IF he goes there will be trouble.
But the fans fear if he stays there will be double.
Ally McCoist is everything Rangers supporters want in a manager, but an increasing number are moving towards the conclusion that he is not the man they want in that role.
McCoist's status as a legend, earned through a glittering and record-breaking playing career, is forever enshrined at Ibrox, but he is in danger of doing irreparable damage to his legacy from the dugout.
He epitomises what fans look for in a Ranger and, as an ambassador for the club and a figurehead to look up to and rally round, there are few who come close to matching him.
Yet those qualities, that loyalty from those who chant his name from the stands can only be banked on for so long and will only buy him so much time in the face of adversity.
The boos that reverberated around Easter Road, the jubilant band of Raith Rovers fans apart, in the aftermath of Sunday's Ramsdens Cup final told their own story and left the manager and his players in no uncertain terms that their performance was unacceptable.
This was a game Rangers were expected to win, had to win, but didn't win. McCoist has to shoulder his proportion of the blame, with his team selection flawed from the start and approach too one-dimensional as his side lacked creativity and nous in the final third and shot themselves in the foot with a defensive calamity late on.
Yet, not for the first time, he was let down by the men he entrusted with a blue jersey. For too long Rangers have been going through the motions, the players doing just enough to keep the condemnation muted. It caught up with them against Raith.
Few can argue about the relentless manner in which Rangers have gathered results in SPFL League One this term but it is the level of performance and style of play that has brought criticism.
It would be wrong to expect the Light Blues to sweep teams aside by four or five goals every week; that was never going to happen. But, considering the players McCoist has at his disposal, fans have been left weary at the football on show.
Rangers are not easy on the eye, they are more workmanlike than swashbuckling, with results often ground out through endeavour than won and earned with flair.
That can be tolerated when they are winning, but it is a stick to beat the manager with when things do not go to plan - like against Forfar, Stranraer, Stenhousemuir and, most crucially, on Sunday.
Defeat to Grant Murray's side is the latest in an increasingly long line of cup horror shows on McCoist's watch and the evidence is now stacking up for those looking for him to step down or be sacked.
From a Champions League qualifier defeat to Malmo just weeks after he replaced Walter Smith as boss to John Baird's extra-time winner in the capital, the sailing has been far from smooth for McCoist.
Cup exits at the hands of Queen of the South, Dundee United and Inverness Caley were bad enough last season but being dumped from the League Cup by Forfar in August and held by Albion Rovers brought the tally to nine and used up McCoist's last life in the eyes of some.
Missing out on the Ramsdens Cup was, therefore, the final straw for the growing number who have become disillusioned with McCoist the manager.
Calls for the boss and his backroom staff, assistant Kenny McDowall and coach Ian Durrant, to be sacked were made in the heat of the moment and the dust will settle ahead of Saturday's Scottish Cup semi-final with Dundee United.

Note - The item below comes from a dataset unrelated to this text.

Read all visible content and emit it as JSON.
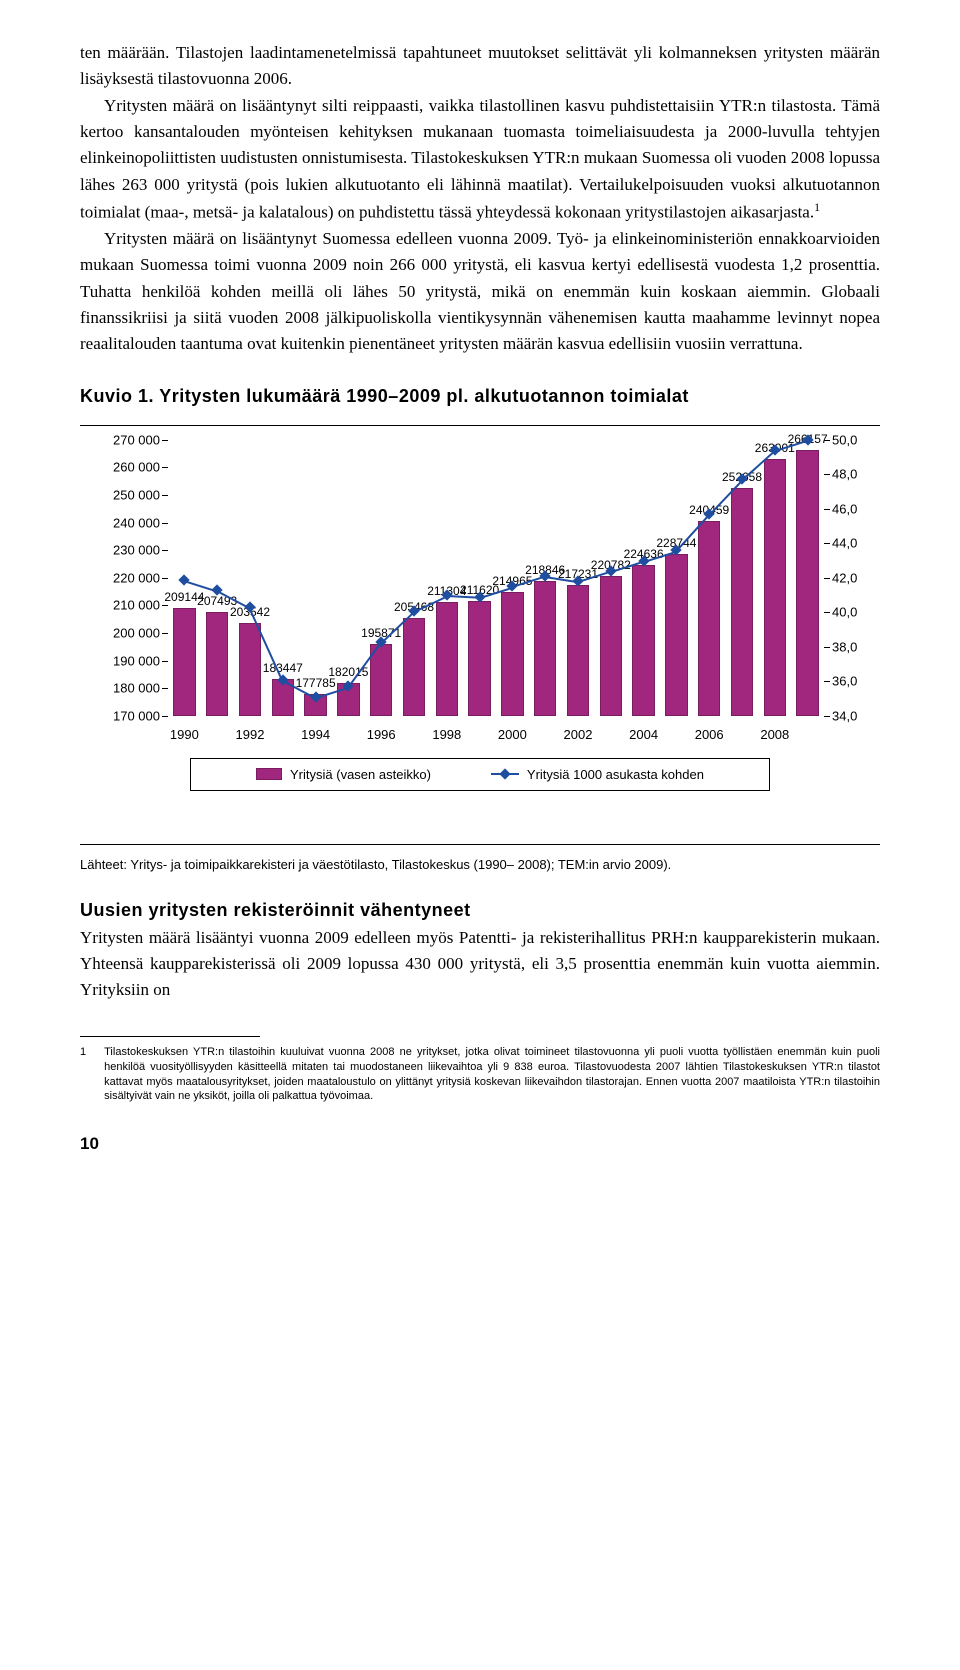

McCoist has been at the club long enough to know the score, he knows the standards that have been set and those that are not being met.

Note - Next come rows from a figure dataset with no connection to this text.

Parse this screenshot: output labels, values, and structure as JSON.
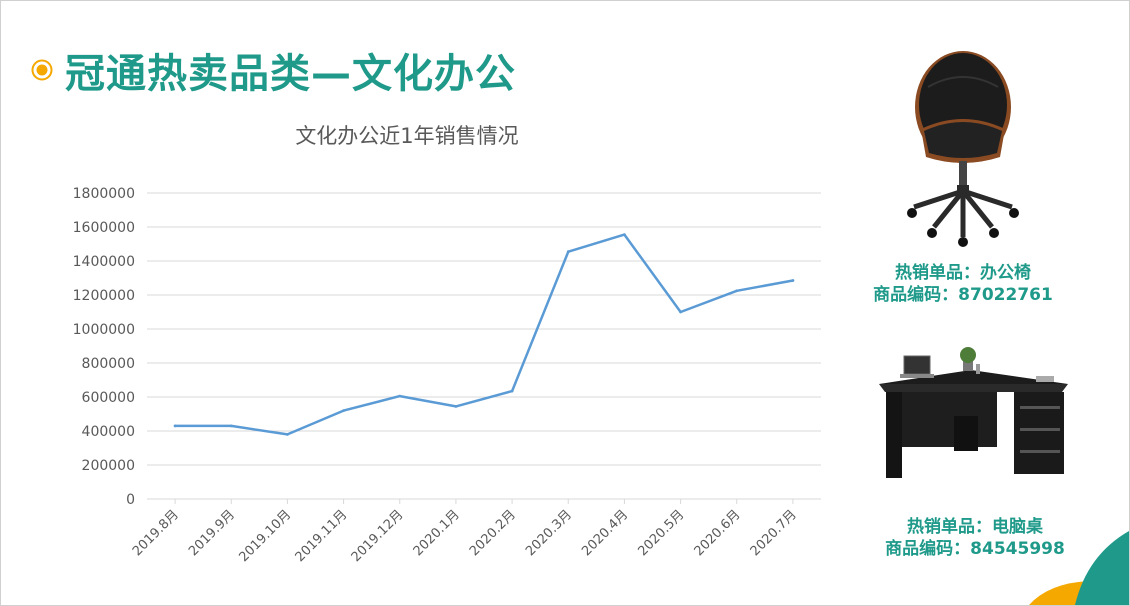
{
  "slide": {
    "title": "冠通热卖品类—文化办公",
    "accent_color": "#1f9a8a",
    "bullet_color": "#f5a800"
  },
  "products": [
    {
      "icon": "office-chair-image",
      "label": "热销单品：办公椅",
      "code": "商品编码：87022761"
    },
    {
      "icon": "computer-desk-image",
      "label": "热销单品：电脑桌",
      "code": "商品编码：84545998"
    }
  ],
  "chart_data": {
    "type": "line",
    "title": "文化办公近1年销售情况",
    "categories": [
      "2019.8月",
      "2019.9月",
      "2019.10月",
      "2019.11月",
      "2019.12月",
      "2020.1月",
      "2020.2月",
      "2020.3月",
      "2020.4月",
      "2020.5月",
      "2020.6月",
      "2020.7月"
    ],
    "values": [
      430000,
      430000,
      380000,
      520000,
      605000,
      545000,
      635000,
      1455000,
      1555000,
      1100000,
      1225000,
      1285000
    ],
    "ylim": [
      0,
      1800000
    ],
    "yticks": [
      0,
      200000,
      400000,
      600000,
      800000,
      1000000,
      1200000,
      1400000,
      1600000,
      1800000
    ],
    "line_color": "#5b9bd5",
    "grid": true,
    "legend": "none"
  }
}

The cost could, and should, be severe for the players not up to scratch, but it is unlikely McCoist will have to pay the ultimate price. Rangers are now one title win away from a return to Scotland's top tier but there are no guarantees they will make it three-in-a-row at the first attempt.
As chief executive Graham Wallace finalises the details of his 120-day review into the club, he will have to plan not just for the Championship but the Premiership, with McCoist's vision for the future set to be at the heart of the blueprint.
He has a squad that needs investment but at a time when costs are likely to be cut and he still finds himself working under an unprecedented set of circumstances not experienced by any of his predecessors.
From the financially crippling Craig Whyte era to the shambolic reign of Charles Green, McCoist has had little support from above and Rangers little long-term vision as off-field distractions have continued to dominate matters.
It is hard not to have sympathy for the situation the 51-year-old finds himself in but there will come a point for fans where those feelings will run out and McCoist the manager will have to be looked at in the cold light of day.
The chances of him not taking his place in the dugout next season are remote and he deserves, for everything he has done for Rangers, the chance to return the club to the top flight.
It is then Rangers have to know whether he should stay or he should go.